Thursday, August 29, 2013

No Clowning Around

I'd just gotten up and was starting my reading when the phone rang. It was actually my sister Rose. I called her a few days ago, but she's a busy mother and lawyer, and I hadn't expected to hear from her for a while. She's been crazy with a new house and two jobs, but her law work is now done more at home than at the office. She's hoping to have some time with her son and to try more hobbies, including yoga to help her back. I wish her luck. We did yoga at Yogawood once, but we could never get our schedules together enough to do it again.

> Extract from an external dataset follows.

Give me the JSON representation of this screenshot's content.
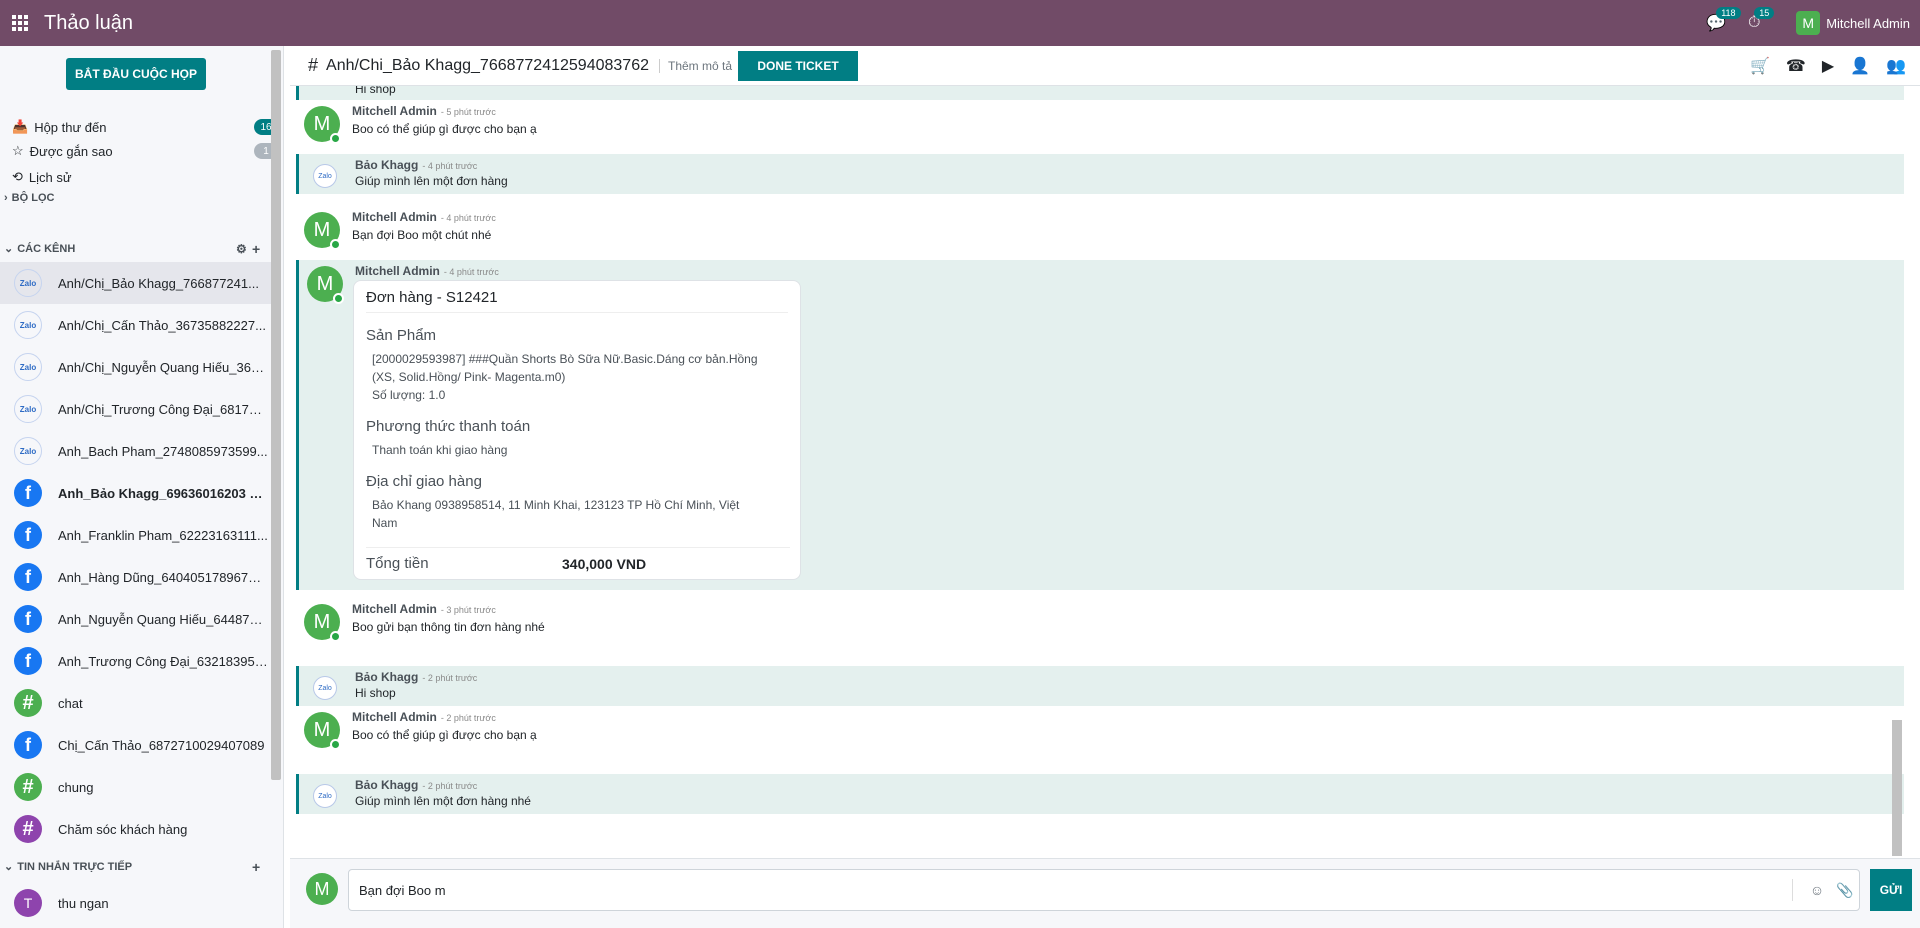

Finished out The New 3 Stooges cartoons as I ate cereal with some now-sour milk for breakfast. The Stooges must "Thimk Or Thriwm" when they're left to handle a car wash alone without their boss. They insist that "There Auto Be a Law" when Dirty Dan sabotages their entry in a car race...but it's Dan who finds himself behind when a bull butts the boys into first place! The "Tin Horn Dude" is Bo Nanza, a bank-robbing robot whose metal casing makes it tough for the Stooges to catch him.

(Incidentally, although these cartoons are very easy to find on any number of public domain sets, and there will be a full set of them released this October, I really don't recommend them to anyone but hard-core Stooges fans and fans of the limited Jay Ward/Hanna-Barbara style of animation of the 50s and 60s. They're kind of cute, but also repetitive and sometimes a bit annoying.)

Speaking of public domain sets, I also dubbed a few Disney cartoons from a video that was a part of the same series in the yellow box as my Felix the Cat and New 3 Stooges tapes from years ago. "The Spirit of '43" is a Donald Duck propaganda short from World War II. Donald has to decide between saving his money for taxes and spending it. Humphery Bear's attempts to catch a fish in his solo short "Hooked Bear" is more fun. My favorite of the trio is "Susie, the Little Blue Coupe," one of several cartoons Disney did in the 40s and 50s that told the life story of inanimate objects. (Others include "Johnny Fedora and Alice Bluebonnet" and "The Little House.") Susie is a sweet little car who goes through some major ups and downs as she moves from new car on the block to run-down used car hack to a junk yard and back again.

After trying to move the dolls' clothes to my closet in my bedroom (didn't work - not wide enough for their pewter rack), I headed out to run a few errands before work. My first stop was the Oaklyn Library. They were pretty busy, with two kids reading quietly in the children's area and almost every computer full. I organized DVDs and shelved some children's books. Stopped at WaWa on the way home for milk and a pretzel.

When I got in, I ran the Scooby Doo and the Circus Monsters DVD while having leftover chicken and Chinese beans for lunch. I skipped the first episode, a What's New Scooby Doo title I'd already seen, and went to the two older ones. "The Ghouliest Show on Earth," from the mid-80s show The 13 Ghosts of Scooby Doo, take Daphne, Shaggy, con artist kid Flim Flamm, and the two dogs to Dooville to meet Scooby's parents. They're surprised when no one comes to meet them. It turns out the Doos are at the Circus Fantastique. It may be their final show if Scooby and Shaggy can't save the others from an evil ringmaster! Fred and Velma join in for "Bedlam In the Big Top" from the original 1969 Scooby Doo, Where Are You? The quartet and their dog are determined to stop the Ghost Clown who is sabotaging a local circus. Once again, Daphne gets hypnotized, and the others rescue her. It's Shaggy, for once, who figures out how to put this clown out of commission.

Work was almost exactly the same as yesterday, other than being a bit busier during rush hour. We're coming up on the beginning of the month and the first major holiday weekend since early July. Things should pick up a great deal from here on in. Tonight, my relief was on time, and I was in and out with no problems.